While packing up at a parade night, four Royal Air Force Air Cadets volunteers were alerted to a medical emergency and rushed out to help save a footballer’s life.
They took over from Tom Fielding, a young member of the football club who had called the emergency services and initiated CPR.
Officer Commanding Helen Greaves from 1084 (Market Harborough) Squadron told how the quartet worked as a team to keep the young man alive before the emergency services arrived.
“All the cadets had gone home when trainee paramedic Sergeant Patrick Evans received an alert beacon on the GoodSam App about a cardiac arrest and said he had to go,” said OC Greaves, who has been a member of staff at 1084 Sqn since 2015.
“He realised it was on the nearby football pitch so went to get his kit out of the car and realising that he may need help, and as we are all first aid trained, we went to the football pitch too.”
Helen and one of her team continued CPR while Patrick took observations and opened the footballer's airway.
The final member of the 1084 team helped with crowd control and guided the emergency services in. CPR ongoing, the team had to use a defibrillator to help bring the footballer back to life just as the first of several paramedics arrived.
“The Emergency services arrived and we handed over,” she said. “There were four separate emergency vehicles, including a specialist Cardiac Arrest Leader, who stabilised the footballer before taking him off to hospital.”
It is understood that the footballer has made a full recovery although he has had to have a pacemaker fitted. He is now coaching three sessions a week at the club and hopes to be able to take on more coaching going forward.

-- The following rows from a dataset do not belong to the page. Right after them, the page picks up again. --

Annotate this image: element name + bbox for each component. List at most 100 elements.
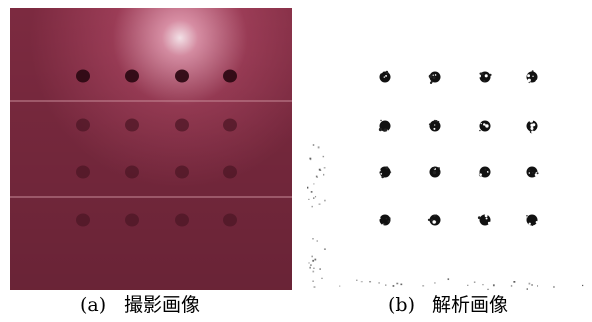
noise-speck (553, 286, 555, 288)
analysis-panel (305, 8, 590, 290)
noise-speck (311, 191, 313, 193)
analysis-dot-speck (529, 223, 531, 225)
noise-speck (317, 240, 318, 242)
noise-speck (312, 238, 314, 239)
noise-speck (318, 146, 320, 148)
analysis-dot-speck (384, 128, 387, 131)
analysis-dot-speck (478, 75, 481, 78)
analysis-dot-speck (386, 72, 389, 75)
photo-dot (223, 166, 237, 179)
analysis-dot-speck (536, 221, 538, 223)
noise-speck (393, 285, 395, 287)
analysis-dot-speck (489, 176, 491, 178)
analysis-dot-speck (378, 120, 381, 123)
analysis-dot-speck (434, 124, 435, 125)
analysis-dot-speck (483, 80, 485, 82)
noise-speck (400, 284, 402, 286)
noise-speck (308, 262, 309, 263)
noise-speck (312, 260, 314, 262)
noise-speck (339, 286, 340, 287)
analysis-dot-speck (438, 121, 440, 123)
noise-speck (310, 264, 311, 266)
analysis-dot-speck (433, 128, 435, 130)
analysis-dot-speck (379, 70, 382, 73)
noise-speck (319, 204, 321, 205)
analysis-dot-speck (379, 217, 381, 219)
analysis-dot-speck (381, 176, 384, 179)
analysis-dot-speck (428, 219, 430, 221)
photo-shade (10, 8, 292, 290)
noise-speck (319, 268, 320, 269)
analysis-dot-speck (481, 123, 482, 124)
analysis-dot-speck (432, 220, 436, 224)
noise-speck (396, 283, 398, 285)
analysis-dot-speck (436, 214, 437, 215)
analysis-dot-speck (433, 75, 434, 76)
noise-speck (310, 158, 311, 160)
analysis-dot-speck (390, 172, 391, 173)
analysis-dot-speck (532, 76, 533, 77)
analysis-dot-speck (388, 220, 390, 222)
noise-speck (474, 282, 476, 283)
analysis-dot-speck (433, 168, 435, 170)
noise-speck (493, 284, 495, 286)
noise-speck (319, 169, 321, 171)
analysis-dot-speck (481, 72, 484, 75)
noise-speck (324, 200, 326, 202)
panel-title: 解析画像 (432, 294, 508, 316)
photo-dot (175, 70, 189, 83)
analysis-dot-speck (433, 76, 436, 79)
analysis-dot-speck (435, 120, 437, 122)
analysis-dot (480, 121, 491, 132)
analysis-dot-speck (486, 217, 488, 219)
analysis-background (305, 8, 590, 290)
analysis-dot-speck (479, 130, 480, 131)
photo-dot (175, 119, 189, 132)
analysis-dot-speck (433, 171, 436, 174)
photo-dot (223, 214, 237, 227)
analysis-dot-speck (378, 169, 380, 171)
analysis-dot-speck (536, 80, 539, 83)
analysis-dot-speck (530, 127, 533, 130)
analysis-dot-speck (431, 80, 433, 82)
analysis-dot-speck (429, 75, 432, 78)
panel-label: (b) (388, 294, 415, 316)
noise-speck (323, 156, 324, 157)
analysis-dot-speck (531, 131, 534, 134)
analysis-dot-speck (435, 74, 437, 76)
noise-speck (356, 280, 357, 281)
analysis-dot-speck (528, 169, 530, 171)
noise-speck (323, 174, 324, 176)
noise-speck (537, 285, 538, 286)
noise-speck (511, 285, 512, 287)
analysis-dot-speck (432, 166, 433, 167)
noise-speck (314, 286, 316, 288)
photo-dot (223, 70, 237, 83)
photo-dot (175, 166, 189, 179)
photo-dot (76, 119, 90, 132)
analysis-dot-speck (535, 174, 537, 176)
noise-speck (529, 283, 531, 285)
analysis-dot-speck (529, 82, 530, 83)
noise-speck (482, 284, 483, 285)
photo-dot (175, 214, 189, 227)
noise-speck (312, 256, 313, 258)
noise-speck (434, 282, 435, 284)
noise-speck (312, 271, 314, 273)
noise-speck (321, 278, 322, 279)
noise-speck (308, 199, 309, 200)
noise-speck (309, 267, 311, 269)
analysis-dot-speck (489, 74, 491, 76)
analysis-dot-speck (429, 123, 431, 125)
noise-speck (313, 268, 315, 269)
analysis-dot-speck (532, 172, 533, 173)
analysis-dot-speck (384, 76, 385, 77)
noise-speck (312, 206, 313, 207)
analysis-dot-speck (485, 74, 488, 77)
figure: (a) 撮影画像 (b) 解析画像 (0, 0, 592, 322)
analysis-dot-speck (478, 216, 479, 217)
photo-dot (125, 119, 139, 132)
analysis-dot-speck (488, 170, 489, 171)
photo-dot (125, 70, 139, 83)
noise-speck (513, 281, 515, 283)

Flight Lieutenant Greaves had been a cadet at 1084 (Market Harborough) Sqn from 2003 to 2010 and left as a Flight Sergeant before returning as staff in 2015 after graduating from Oxford Brookes University.
She said she counts visits to RIAT, Belgium and camps at RAF stations at Kinloss, Stafford and Wittering as highlights of her time in the cadets.
But she says that her training in the Air Cadets was what helped her deal with the emergency with confidence, and she added that some real positives for the wider community have come from having to deal with the situation.
“We didn’t have time to panic and just needed to do what we had to do,” she said.
“The team clicked in and we didn’t need to communicate, we just did it automatically. As a result of what we did that night the football club have stepped up their CPR training, and invested in a number of additional defibrillators to place around the pitches because of the success in this case.”
Helen, Patrick and another member of their team have since received Royal Humane Society Resuscitation Certificates, as has the young club member Tom, presented in a small ceremony by the Lord Lieutenant of Leicestershire Mike Kapur OBE BSc (Hons) ACA FRSA.
The certificates are awarded to people who have undertaken a successful resuscitation of someone, who was at one stage ‘seemingly dead’, through mouth-to-mouth resuscitation (MMR) and/or heart-and-lung massage (CPR) and honour bravery in saving human life.
The fourth member of the 1084 Sqn team was awarded a Wing Commander’s Commendation for his actions during the evening.